Foremost on their minds is "how to find other people," she said. They find each other through individual clubs, like the Turkish Student Association, or broad-based groups like UF's International Student Center.
Through these groups, particularly when there's time during the holiday break, international students exchange traditions - sometimes quite literally.
Semra Sadik, a Turkish Fulbright foreign language teaching assistant, says she enjoys culture swapping. At a party last week Sadik wore traditional Indian dress, while her Indian friend borrowed from Sadik's traditional Turkish wardrobe.
Though their clothing may differ, Sadik says she's found that she has more in common with students from other countries than she thought she did when she arrived in Gainesville five months ago.
They have begun to learn each other's languages, finding that they share common words and phrases.
"The United States is a place that I can see and I can learn from people," Sadik said Friday.

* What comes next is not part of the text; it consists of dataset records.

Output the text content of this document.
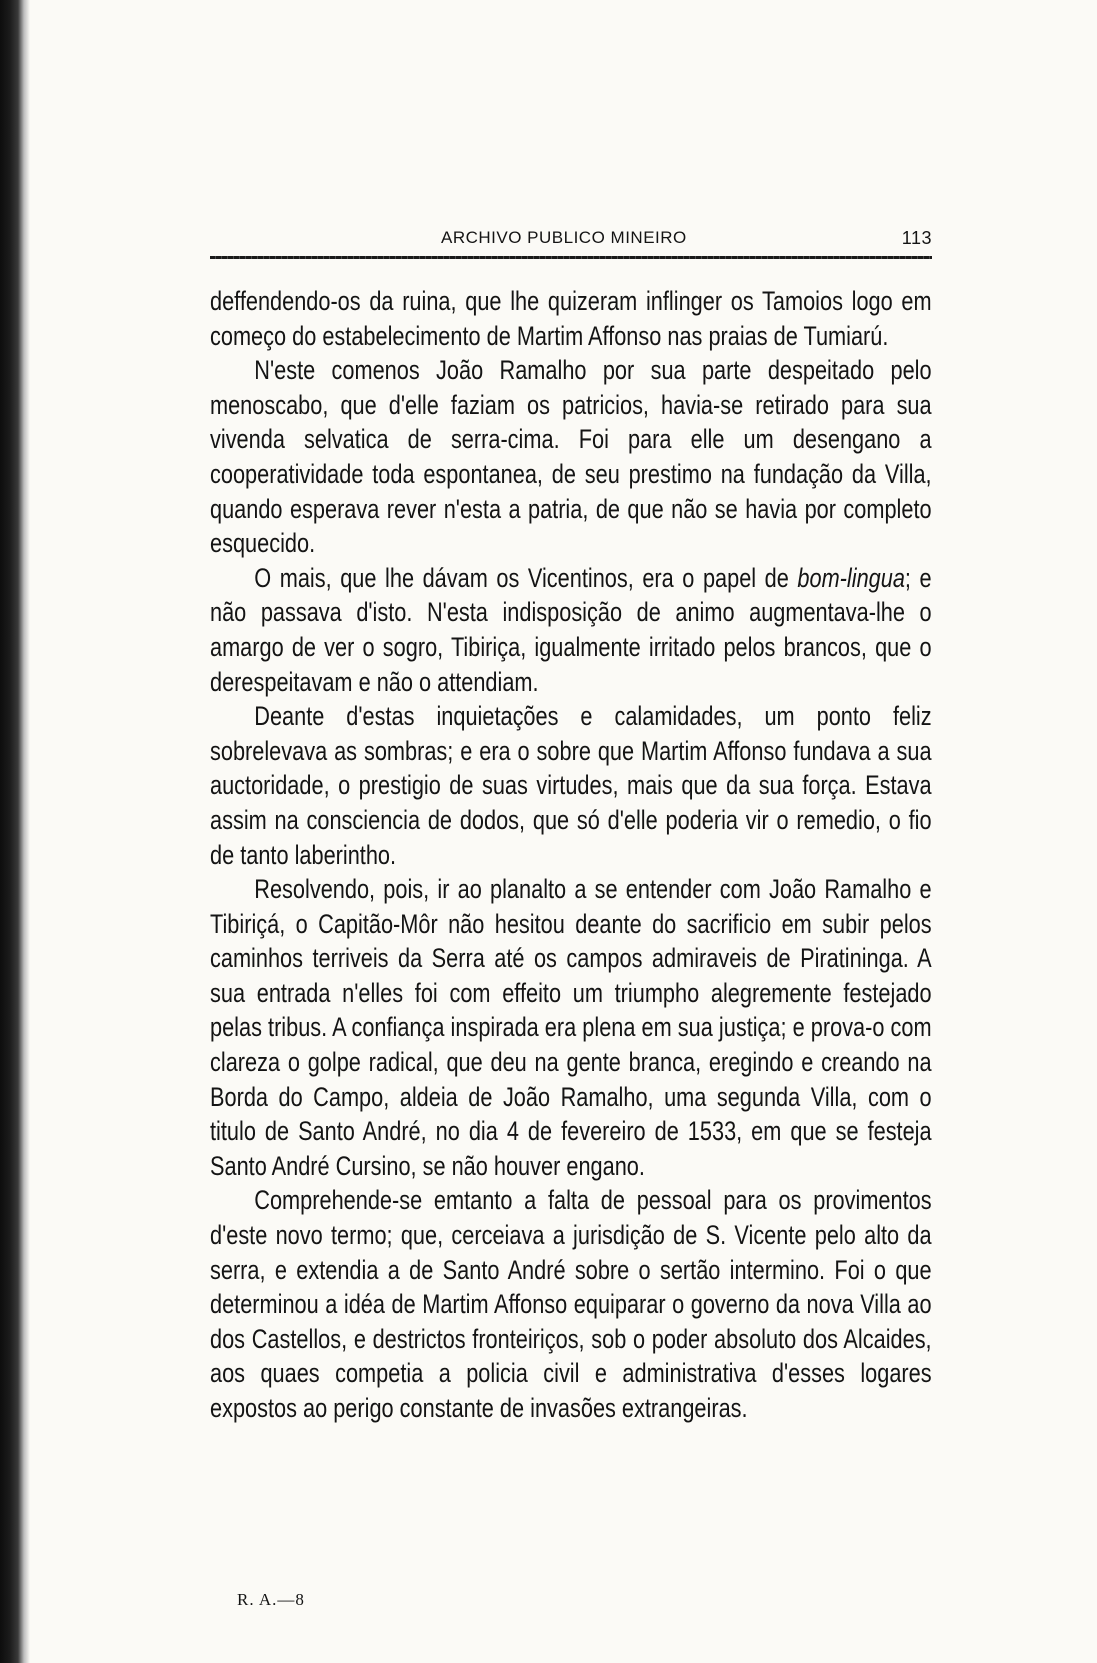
ARCHIVO PUBLICO MINEIRO	113

deffendendo-os da ruina, que lhe quizeram inflinger os Tamoios logo em começo do estabelecimento de Martim Affonso nas praias de Tumiarú.

N'este comenos João Ramalho por sua parte despeitado pelo menoscabo, que d'elle faziam os patricios, havia-se retirado para sua vivenda selvatica de serra-cima. Foi para elle um desengano a cooperatividade toda espontanea, de seu prestimo na fundação da Villa, quando esperava rever n'esta a patria, de que não se havia por completo esquecido.

O mais, que lhe dávam os Vicentinos, era o papel de bom-lingua; e não passava d'isto. N'esta indisposição de animo augmentava-lhe o amargo de ver o sogro, Tibiriça, igualmente irritado pelos brancos, que o derespeitavam e não o attendiam.

Deante d'estas inquietações e calamidades, um ponto feliz sobrelevava as sombras; e era o sobre que Martim Affonso fundava a sua auctoridade, o prestigio de suas virtudes, mais que da sua força. Estava assim na consciencia de dodos, que só d'elle poderia vir o remedio, o fio de tanto laberintho.

Resolvendo, pois, ir ao planalto a se entender com João Ramalho e Tibiriçá, o Capitão-Môr não hesitou deante do sacrificio em subir pelos caminhos terriveis da Serra até os campos admiraveis de Piratininga. A sua entrada n'elles foi com effeito um triumpho alegremente festejado pelas tribus. A confiança inspirada era plena em sua justiça; e prova-o com clareza o golpe radical, que deu na gente branca, eregindo e creando na Borda do Campo, aldeia de João Ramalho, uma segunda Villa, com o titulo de Santo André, no dia 4 de fevereiro de 1533, em que se festeja Santo André Cursino, se não houver engano.

Comprehende-se emtanto a falta de pessoal para os provimentos d'este novo termo; que, cerceiava a jurisdição de S. Vicente pelo alto da serra, e extendia a de Santo André sobre o sertão intermino. Foi o que determinou a idéa de Martim Affonso equiparar o governo da nova Villa ao dos Castellos, e destrictos fronteiriços, sob o poder absoluto dos Alcaides, aos quaes competia a policia civil e administrativa d'esses logares expostos ao perigo constante de invasões extrangeiras.

R. A.—8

Sadik says she interacts with Americans as well through her teaching, but she may be the exception. Anderson, who is from the United States, says she wishes there were more commingling between international students and the rest of campus. On the other hand, international students probably encounter more different cultures on the whole than their American counterparts, Habib said.
"That's the difference, I think, between international students and domestic students," she said. "Domestic students don't tend to integrate as much with other cultures."